More and more fire and gas professionals are asking about the benefit of using scenario coverage over geographic coverage. They see that the amount of effort required to perform a scenario coverage mapping project is significantly increased so they desire to see evidence that the additional effort is worth it. Well, it is worth the additional effort. The reason – significantly lower CAPEX (capital expenditures) and OPEX (operating expenditures). In order to demonstrate the benefit, we have prepared an example of analyzing the same facility both ways to show how the designs will differ. We at Kenexis are prepared to show this type of analysis because we perform hundreds of similar studies each year, and know what different results can be achieved using the different methods. Furthermore, since our software does both methods simultaneously, we can easily compare them.
Consider a typical process facility. In this case, a section of a Diesel Hydrotreating Unit in a refinery. While we would never display customer results, we have prepared results for a facility that would be very similar to the dozens that we have already analyzed. Since this is an example, there is no specific plot plan to work from, but the figures below show the detector layout views, and graded area views at the elevation of interest for gas detection, which in this case is 3 meters (i.e,, the elevation where the gas detectors are located.
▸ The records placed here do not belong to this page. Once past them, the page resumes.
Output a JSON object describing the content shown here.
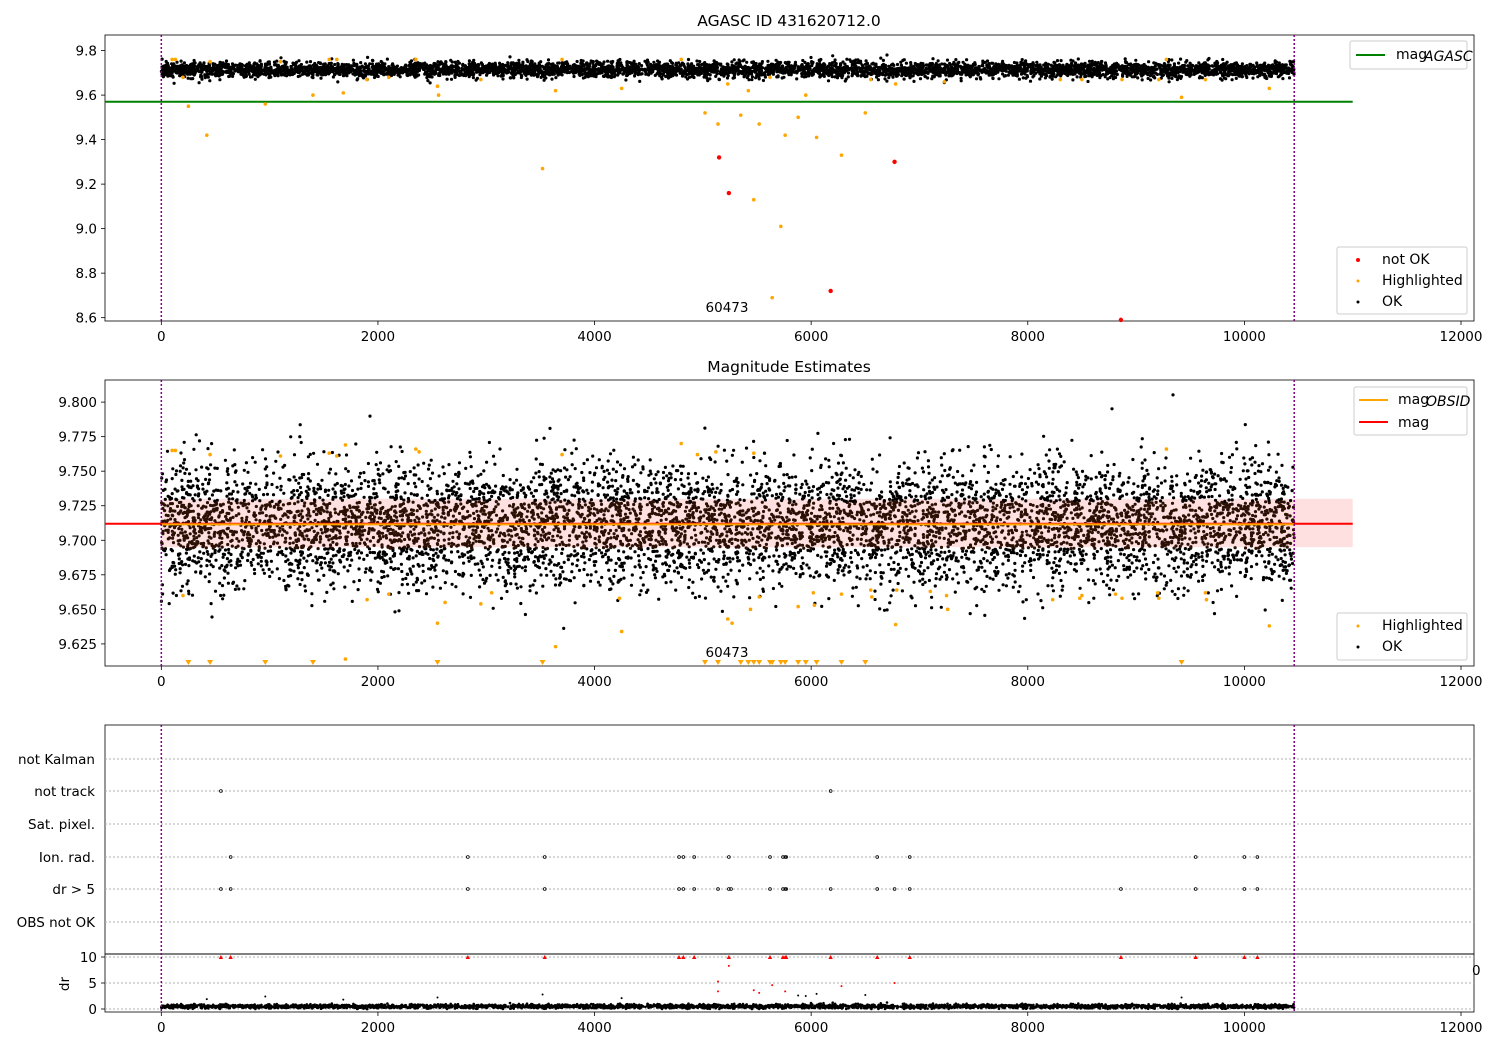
{
  "figure": {
    "panels": {
      "top": {
        "title": "AGASC ID 431620712.0",
        "annotation": "60473"
      },
      "middle": {
        "title": "Magnitude Estimates",
        "annotation": "60473"
      },
      "bottom": {
        "ylabel": "dr",
        "stray_tick": "0"
      }
    }
  },
  "colors": {
    "ok": "#000000",
    "highlighted": "#ffa500",
    "not_ok": "#ff0000",
    "mag_agasc": "#008000",
    "mag_obsid": "#ffa500",
    "mag": "#ff0000",
    "mag_band": "#ffd5d5",
    "obs_boundary": "#800080",
    "flag_grid": "#b0b0b0"
  },
  "chart_data": [
    {
      "type": "scatter",
      "title": "AGASC ID 431620712.0",
      "xlabel": "",
      "ylabel": "",
      "xlim": [
        -520,
        12120
      ],
      "ylim": [
        8.585,
        9.87
      ],
      "x_ticks": [
        0,
        2000,
        4000,
        6000,
        8000,
        10000,
        12000
      ],
      "y_ticks": [
        8.6,
        8.8,
        9.0,
        9.2,
        9.4,
        9.6,
        9.8
      ],
      "y_tick_labels": [
        "8.6",
        "8.8",
        "9.0",
        "9.2",
        "9.4",
        "9.6",
        "9.8"
      ],
      "legend": [
        "mag_AGASC",
        "not OK",
        "Highlighted",
        "OK"
      ],
      "legend_placement": [
        "top-right",
        "bottom-right"
      ],
      "lines": [
        {
          "name": "mag_AGASC",
          "y": 9.57,
          "x_range": [
            -520,
            11000
          ]
        }
      ],
      "vlines": [
        0,
        10460
      ],
      "annotations": [
        {
          "text": "60473",
          "x": 5200,
          "y": 8.65
        }
      ],
      "ok_band": {
        "x_range": [
          0,
          10460
        ],
        "center": 9.714,
        "spread": 0.035,
        "count": 5200
      },
      "series": [
        {
          "name": "Highlighted",
          "points": [
            [
              100,
              9.76
            ],
            [
              130,
              9.76
            ],
            [
              250,
              9.55
            ],
            [
              420,
              9.42
            ],
            [
              450,
              9.75
            ],
            [
              960,
              9.56
            ],
            [
              1100,
              9.75
            ],
            [
              1400,
              9.6
            ],
            [
              1550,
              9.76
            ],
            [
              1620,
              9.76
            ],
            [
              1680,
              9.61
            ],
            [
              1900,
              9.67
            ],
            [
              2100,
              9.68
            ],
            [
              2350,
              9.76
            ],
            [
              2550,
              9.64
            ],
            [
              2560,
              9.6
            ],
            [
              2950,
              9.67
            ],
            [
              3520,
              9.27
            ],
            [
              3640,
              9.62
            ],
            [
              3700,
              9.76
            ],
            [
              4250,
              9.63
            ],
            [
              4800,
              9.76
            ],
            [
              5020,
              9.52
            ],
            [
              5140,
              9.47
            ],
            [
              5230,
              9.65
            ],
            [
              5350,
              9.51
            ],
            [
              5420,
              9.62
            ],
            [
              5520,
              9.47
            ],
            [
              5620,
              9.68
            ],
            [
              5640,
              8.69
            ],
            [
              5760,
              9.42
            ],
            [
              5880,
              9.5
            ],
            [
              5950,
              9.6
            ],
            [
              6050,
              9.41
            ],
            [
              6280,
              9.33
            ],
            [
              6500,
              9.52
            ],
            [
              6550,
              9.67
            ],
            [
              6780,
              9.65
            ],
            [
              7230,
              9.66
            ],
            [
              8300,
              9.67
            ],
            [
              8500,
              9.67
            ],
            [
              8870,
              9.67
            ],
            [
              9210,
              9.67
            ],
            [
              9280,
              9.76
            ],
            [
              9420,
              9.59
            ],
            [
              9640,
              9.67
            ],
            [
              10230,
              9.63
            ],
            [
              5470,
              9.13
            ],
            [
              5720,
              9.01
            ],
            [
              200,
              9.68
            ]
          ]
        },
        {
          "name": "not OK",
          "points": [
            [
              5150,
              9.32
            ],
            [
              5240,
              9.16
            ],
            [
              6180,
              8.72
            ],
            [
              6770,
              9.3
            ],
            [
              8860,
              8.59
            ]
          ]
        }
      ]
    },
    {
      "type": "scatter",
      "title": "Magnitude Estimates",
      "xlabel": "",
      "ylabel": "",
      "xlim": [
        -520,
        12120
      ],
      "ylim": [
        9.609,
        9.816
      ],
      "x_ticks": [
        0,
        2000,
        4000,
        6000,
        8000,
        10000,
        12000
      ],
      "y_ticks": [
        9.625,
        9.65,
        9.675,
        9.7,
        9.725,
        9.75,
        9.775,
        9.8
      ],
      "y_tick_labels": [
        "9.625",
        "9.650",
        "9.675",
        "9.700",
        "9.725",
        "9.750",
        "9.775",
        "9.800"
      ],
      "legend": [
        "mag_OBSID",
        "mag",
        "Highlighted",
        "OK"
      ],
      "legend_placement": [
        "top-right",
        "bottom-right"
      ],
      "lines": [
        {
          "name": "mag",
          "y": 9.712,
          "x_range": [
            -520,
            11000
          ]
        },
        {
          "name": "mag_OBSID",
          "y": 9.7115,
          "x_range": [
            0,
            10460
          ]
        }
      ],
      "mag_band": {
        "y_range": [
          9.695,
          9.73
        ],
        "x_range": [
          0,
          11000
        ]
      },
      "vlines": [
        0,
        10460
      ],
      "annotations": [
        {
          "text": "60473",
          "x": 5200,
          "y": 9.617
        }
      ],
      "ok_band": {
        "x_range": [
          0,
          10460
        ],
        "center": 9.711,
        "spread": 0.022,
        "count": 7000
      },
      "series": [
        {
          "name": "Highlighted",
          "points": [
            [
              100,
              9.765
            ],
            [
              130,
              9.765
            ],
            [
              450,
              9.762
            ],
            [
              1100,
              9.761
            ],
            [
              1550,
              9.763
            ],
            [
              1620,
              9.761
            ],
            [
              1700,
              9.769
            ],
            [
              2350,
              9.766
            ],
            [
              2380,
              9.764
            ],
            [
              3700,
              9.762
            ],
            [
              4800,
              9.77
            ],
            [
              4950,
              9.762
            ],
            [
              5120,
              9.764
            ],
            [
              5470,
              9.763
            ],
            [
              9280,
              9.766
            ],
            [
              200,
              9.66
            ],
            [
              1900,
              9.657
            ],
            [
              2100,
              9.661
            ],
            [
              2550,
              9.64
            ],
            [
              2620,
              9.655
            ],
            [
              2950,
              9.654
            ],
            [
              3050,
              9.662
            ],
            [
              3640,
              9.623
            ],
            [
              4230,
              9.658
            ],
            [
              4250,
              9.634
            ],
            [
              5230,
              9.643
            ],
            [
              5270,
              9.64
            ],
            [
              5440,
              9.65
            ],
            [
              5520,
              9.659
            ],
            [
              5880,
              9.652
            ],
            [
              6020,
              9.662
            ],
            [
              6030,
              9.653
            ],
            [
              6280,
              9.661
            ],
            [
              6550,
              9.664
            ],
            [
              6560,
              9.659
            ],
            [
              6780,
              9.639
            ],
            [
              6790,
              9.664
            ],
            [
              7100,
              9.663
            ],
            [
              7250,
              9.66
            ],
            [
              7260,
              9.65
            ],
            [
              8230,
              9.657
            ],
            [
              8480,
              9.658
            ],
            [
              8500,
              9.66
            ],
            [
              8810,
              9.661
            ],
            [
              8870,
              9.658
            ],
            [
              9200,
              9.662
            ],
            [
              9210,
              9.658
            ],
            [
              9640,
              9.662
            ],
            [
              9650,
              9.657
            ],
            [
              10230,
              9.638
            ],
            [
              1700,
              9.614
            ]
          ],
          "lower_limits": [
            250,
            450,
            960,
            1400,
            2550,
            3520,
            5020,
            5140,
            5350,
            5420,
            5470,
            5520,
            5620,
            5640,
            5720,
            5760,
            5880,
            5950,
            6050,
            6280,
            6500,
            9420
          ]
        }
      ]
    },
    {
      "type": "scatter",
      "title": "",
      "xlabel": "",
      "ylabel": "dr",
      "xlim": [
        -520,
        12120
      ],
      "ylim": [
        -0.6,
        10.6
      ],
      "x_ticks": [
        0,
        2000,
        4000,
        6000,
        8000,
        10000,
        12000
      ],
      "y_ticks": [
        0,
        5,
        10
      ],
      "flag_rows": [
        "not Kalman",
        "not track",
        "Sat. pixel.",
        "Ion. rad.",
        "dr > 5",
        "OBS not OK"
      ],
      "vlines": [
        0,
        10460
      ],
      "flags": [
        {
          "name": "not track",
          "x": [
            550,
            6180
          ]
        },
        {
          "name": "Ion. rad.",
          "x": [
            640,
            2830,
            3540,
            4780,
            4820,
            4920,
            5240,
            5620,
            5740,
            5760,
            5770,
            6610,
            6910,
            9550,
            10000,
            10120
          ]
        },
        {
          "name": "dr > 5",
          "x": [
            550,
            640,
            2830,
            3540,
            4780,
            4820,
            4920,
            5140,
            5240,
            5260,
            5620,
            5740,
            5760,
            5770,
            6180,
            6610,
            6770,
            6910,
            8860,
            9550,
            10000,
            10120
          ]
        }
      ],
      "dr_clipped": [
        550,
        640,
        2830,
        3540,
        4780,
        4820,
        4920,
        5240,
        5620,
        5740,
        5760,
        5770,
        6180,
        6610,
        6910,
        8860,
        9550,
        10000,
        10120
      ],
      "dr_outliers": [
        [
          5140,
          5.3
        ],
        [
          5140,
          3.4
        ],
        [
          5240,
          8.3
        ],
        [
          5470,
          3.6
        ],
        [
          5520,
          3.1
        ],
        [
          5640,
          4.6
        ],
        [
          5760,
          3.4
        ],
        [
          6280,
          4.4
        ],
        [
          6770,
          5.0
        ],
        [
          3520,
          2.8
        ],
        [
          960,
          2.4
        ],
        [
          2550,
          2.2
        ],
        [
          4250,
          2.1
        ],
        [
          6500,
          2.7
        ],
        [
          5950,
          2.5
        ],
        [
          5880,
          2.6
        ],
        [
          6050,
          2.9
        ],
        [
          9420,
          2.2
        ],
        [
          420,
          1.9
        ],
        [
          1680,
          1.8
        ]
      ],
      "ok_band": {
        "x_range": [
          0,
          10460
        ],
        "center": 0.5,
        "spread": 0.4,
        "count": 3500
      }
    }
  ]
}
The detector layout view shows where the equipment items are located, and where in relation to those equipment items the detectors are located. The grading layout shows where gas detection is required for geographic coverage techniques. Grade B (darker orange) requires 80% coverage while Grade C (lighter orange) requires 60%.
As can be seen in the figure above, using scenario coverage, six (6) detectors were required to achieve adequate coverage of this area for combustible gas detection. The results of the scenario coverage mapping in terms of scenario geographic risk and mitigated risk are shown in the figures below. As can be seen in the graphics, the achieved scenario coverage is 85.5%, slightly in excess of the 80% target.
Since Effigy™ automatically calculates the geographic coverage results for automatically, an Effigy™ user can view the results that would have been achieved using geographic coverage, as shown in the figure below. Coverage was based on the standard assumption of a 5-meter diameter gas cloud being the design basis.
In this case, the Grade B areas achieved a coverage of 25.8% and Grade C areas achieved a coverage of 22.6%, both very much short of their selected performance targets. Why is the coverage so low, because geographic coverage doesn’t consider the actual size of the gas cloud, the effect of wind directions, or the locations where gases are released from (and where they’re not). Those of you who understand oil refineries know that hydrotreater units operate under very high pressures, and as a result even pinhole leaks end up being substantially large. This effect can readily be modeled in scenario coverage, but not geographic coverage. In order to achieve the selected coverage targets using geographic coverage, more detectors were required to be added, as shown below.
In order to achieve coverage targets an additional 11 detectors were required (17 total). This resulted in a Grade B area coverage of 85% and a Grade C coverage of 69%. For purposes of argument, let’s assume that an equivalent degree of coverage could have been obtained using 10 new detectors.
The difference in using geographic coverage in this area of the plant was an increase in the number of detectors by 267%. Assuming an “installed” cost of $10,000 per detector, this section of the plant had an increased CAPEX for additional gas detectors of $100,000. Assuming that detectors are calibrated annually, and require 2 man-hours per calibration at a cost of $100 per hour, the additional operating costs (not including consumables like calibration gas, is $2,000 per year, and this cost will recur every year for the life of the facility. Since the zone that was analyzed in this example is only one of four zones for the entire unit, the savings for using scenario coverage for the entire unit (CAPEX and OPEX) approaches $0.5 million. If one considers every unit in a facility, the cost savings can be millions of dollars. When compared to a few extra tens of thousands of dollars in analysis work to save hundreds of thousands of dollars in CAPEX and OPEX, use of scenario coverage is almost always a wise choice.